OpenRouter is the best guide to real costs.

anthonypasq 3 hours ago | parent | next [-]

agreed, this doesnt even account for prompt caching or the fact that anthropic has substantial proprietary efficiencies on their inference stack specific to their models and scale.

jimbokun 4 hours ago | parent | prev [-]

Thanks, that’s exactly what I was looking for!

And much more informative than the speculation and guessing in the article.

bcjdjsndon 5 hours ago | parent | prev [-]

> Can they scale the number of users on enterprise plans the way they did for coding but in a more general way for all knowledge jobs?

Do these knowledge jobs have a significant corpus of not only knowledge but discussion and problem solving, all conveniently labelled for the AI to train on? Probably not. Coding has stack overflow, what does, say, advertising use?

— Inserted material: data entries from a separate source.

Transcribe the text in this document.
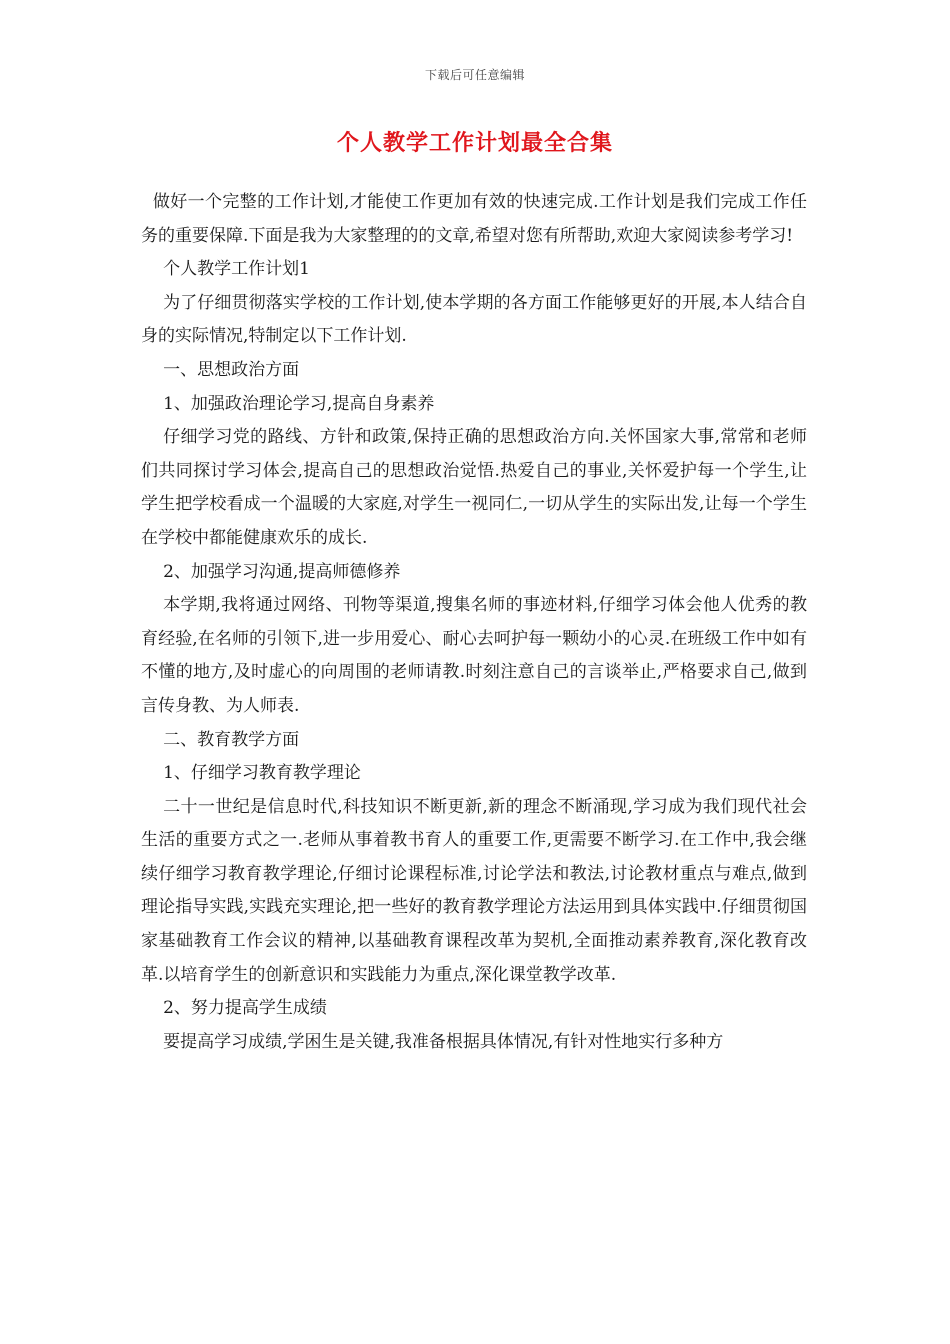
下载后可任意编辑
个人教学工作计划最全合集

做好一个完整的工作计划,才能使工作更加有效的快速完成.工作计划是我们完成工作任务的重要保障.下面是我为大家整理的的文章,希望对您有所帮助,欢迎大家阅读参考学习!

个人教学工作计划1

为了仔细贯彻落实学校的工作计划,使本学期的各方面工作能够更好的开展,本人结合自身的实际情况,特制定以下工作计划.

一、思想政治方面

1、加强政治理论学习,提高自身素养

仔细学习党的路线、方针和政策,保持正确的思想政治方向.关怀国家大事,常常和老师们共同探讨学习体会,提高自己的思想政治觉悟.热爱自己的事业,关怀爱护每一个学生,让学生把学校看成一个温暖的大家庭,对学生一视同仁,一切从学生的实际出发,让每一个学生在学校中都能健康欢乐的成长.

2、加强学习沟通,提高师德修养

本学期,我将通过网络、刊物等渠道,搜集名师的事迹材料,仔细学习体会他人优秀的教育经验,在名师的引领下,进一步用爱心、耐心去呵护每一颗幼小的心灵.在班级工作中如有不懂的地方,及时虚心的向周围的老师请教.时刻注意自己的言谈举止,严格要求自己,做到言传身教、为人师表.

二、教育教学方面

1、仔细学习教育教学理论

二十一世纪是信息时代,科技知识不断更新,新的理念不断涌现,学习成为我们现代社会生活的重要方式之一.老师从事着教书育人的重要工作,更需要不断学习.在工作中,我会继续仔细学习教育教学理论,仔细讨论课程标准,讨论学法和教法,讨论教材重点与难点,做到理论指导实践,实践充实理论,把一些好的教育教学理论方法运用到具体实践中.仔细贯彻国家基础教育工作会议的精神,以基础教育课程改革为契机,全面推动素养教育,深化教育改革.以培育学生的创新意识和实践能力为重点,深化课堂教学改革.

2、努力提高学生成绩

要提高学习成绩,学困生是关键,我准备根据具体情况,有针对性地实行多种方
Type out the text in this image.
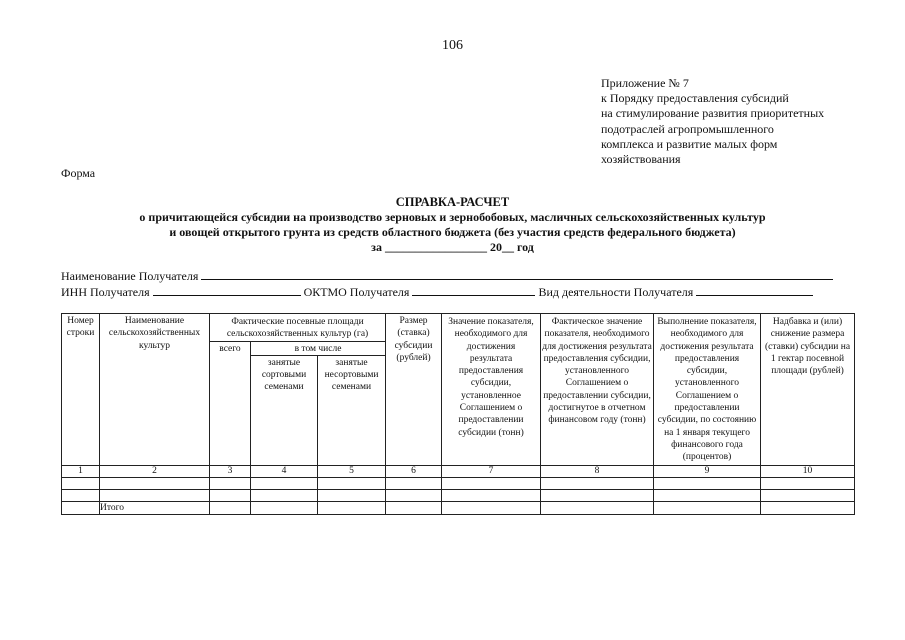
106
Приложение № 7
к Порядку предоставления субсидий
на стимулирование развития приоритетных
подотраслей агропромышленного
комплекса и развитие малых форм
хозяйствования
Форма
СПРАВКА-РАСЧЕТ
о причитающейся субсидии на производство зерновых и зернобобовых, масличных сельскохозяйственных культур
и овощей открытого грунта из средств областного бюджета (без участия средств федерального бюджета)
за _________________ 20__ год
Наименование Получателя
ИНН Получателя	ОКТМО Получателя	Вид деятельности Получателя
Номер строки	Наименование сельскохозяйственных культур	Фактические посевные площади сельскохозяйственных культур (га)			Размер (ставка) субсидии (рублей)	Значение показателя, необходимого для достижения результата предоставления субсидии, установленное Соглашением о предоставлении субсидии (тонн)	Фактическое значение показателя, необходимого для достижения результата предоставления субсидии, установленного Соглашением о предоставлении субсидии, достигнутое в отчетном финансовом году (тонн)	Выполнение показателя, необходимого для достижения результата предоставления субсидии, установленного Соглашением о предоставлении субсидии, по состоянию на 1 января текущего финансового года (процентов)	Надбавка и (или) снижение размера (ставки) субсидии на 1 гектар посевной площади (рублей)
		всего	в том числе						
			занятые сортовыми семенами	занятые несортовыми семенами					
1	2	3	4	5	6	7	8	9	10

	Итого								
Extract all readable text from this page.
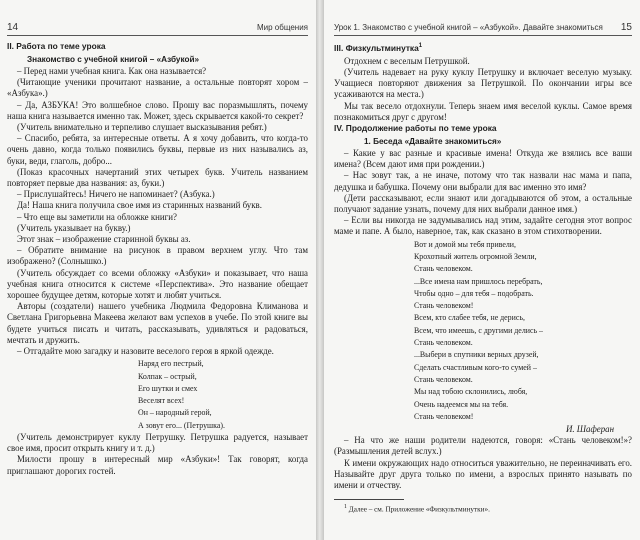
14	Мир общения
II. Работа по теме урока
Знакомство с учебной книгой – «Азбукой»

– Перед нами учебная книга. Как она называется?

(Читающие ученики прочитают название, а остальные повторят хором – «Азбука».)

– Да, АЗБУКА! Это волшебное слово. Прошу вас поразмышлять, почему наша книга называется именно так. Может, здесь скрывается какой-то секрет?

(Учитель внимательно и терпеливо слушает высказывания ребят.)

– Спасибо, ребята, за интересные ответы. А я хочу добавить, что когда-то очень давно, когда только появились буквы, первые из них назывались аз, буки, веди, глаголь, добро...

(Показ красочных начертаний этих четырех букв. Учитель названием повторяет первые два названия: аз, буки.)

– Прислушайтесь! Ничего не напоминает? (Азбука.)

Да! Наша книга получила свое имя из старинных названий букв.

– Что еще вы заметили на обложке книги?

(Учитель указывает на букву.)

Этот знак – изображение старинной буквы аз.

– Обратите внимание на рисунок в правом верхнем углу. Что там изображено? (Солнышко.)

(Учитель обсуждает со всеми обложку «Азбуки» и показывает, что наша учебная книга относится к системе «Перспектива». Это название обещает хорошее будущее детям, которые хотят и любят учиться.

Авторы (создатели) нашего учебника Людмила Федоровна Климанова и Светлана Григорьевна Макеева желают вам успехов в учебе. По этой книге вы будете учиться писать и читать, рассказывать, удивляться и радоваться, мечтать и дружить.

– Отгадайте мою загадку и назовите веселого героя в яркой одежде.

Наряд его пестрый,
Колпак – острый,
Его шутки и смех
Веселят всех!
Он – народный герой,
А зовут его... (Петрушка).

(Учитель демонстрирует куклу Петрушку. Петрушка радуется, называет свое имя, просит открыть книгу и т. д.)

Милости прошу в интересный мир «Азбуки»! Так говорят, когда приглашают дорогих гостей.

Урок 1. Знакомство с учебной книгой – «Азбукой». Давайте знакомиться 15
III. Физкультминутка$^1$

Отдохнем с веселым Петрушкой.

(Учитель надевает на руку куклу Петрушку и включает веселую музыку. Учащиеся повторяют движения за Петрушкой. По окончании игры все усаживаются на места.)

Мы так весело отдохнули. Теперь знаем имя веселой куклы. Самое время познакомиться друг с другом!

IV. Продолжение работы по теме урока
1. Беседа «Давайте знакомиться»

– Какие у вас разные и красивые имена! Откуда же взялись все ваши имена? (Всем дают имя при рождении.)

– Нас зовут так, а не иначе, потому что так назвали нас мама и папа, дедушка и бабушка. Почему они выбрали для вас именно это имя?

(Дети рассказывают, если знают или догадываются об этом, а остальные получают задание узнать, почему для них выбрали данное имя.)

– Если вы никогда не задумывались над этим, задайте сегодня этот вопрос маме и папе. А было, наверное, так, как сказано в этом стихотворении.

Вот и домой мы тебя привели,
Крохотный житель огромной Земли,
Стань человеком.
...Все имена нам пришлось перебрать,
Чтобы одно – для тебя – подобрать.
Стань человеком!
Всем, кто слабее тебя, не дерись,
Всем, что имеешь, с другими делись –
Стань человеком.
...Выбери в спутники верных друзей,
Сделать счастливым кого-то сумей –
Стань человеком.
Мы над тобою склонились, любя,
Очень надеемся мы на тебя.
Стань человеком!
И. Шаферан

– На что же наши родители надеются, говоря: «Стань человеком!»? (Размышления детей вслух.)

К имени окружающих надо относиться уважительно, не переиначивать его. Называйте друг друга только по имени, а взрослых принято называть по имени и отчеству.

$^1$ Далее – см. Приложение «Физкультминутки».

HDThoreaun 5 hours ago | parent | next [-]

I agree this is a hard problem for the labs. I would be hesitant about “probably not” though. There is just as much marketing copy floating around as there is coding training data. I struggle a bit in this question because I’ve only ever worked as a software engineer, so I can’t exactly make claims about all the work other jobs do. But, one example is I was talking to a doctor friend of mine the other day. He was talking about how he had to take his recertification exam recently and put the questions into chatGPT and thought it gave answers that were generally more thoughtful and correct than his own. Does that mean doctors are done? Of course not, but he’s now pushing hard for more ai tool use in his practice.

warkdarrior 5 hours ago | parent | prev [-]

> Coding has stack overflow, what does, say, advertising use?

Advertising has centuries of print ads, 100 years of radio advertising, 70 years of TV commercials, etc. And modern AI does not necessarily need labeling.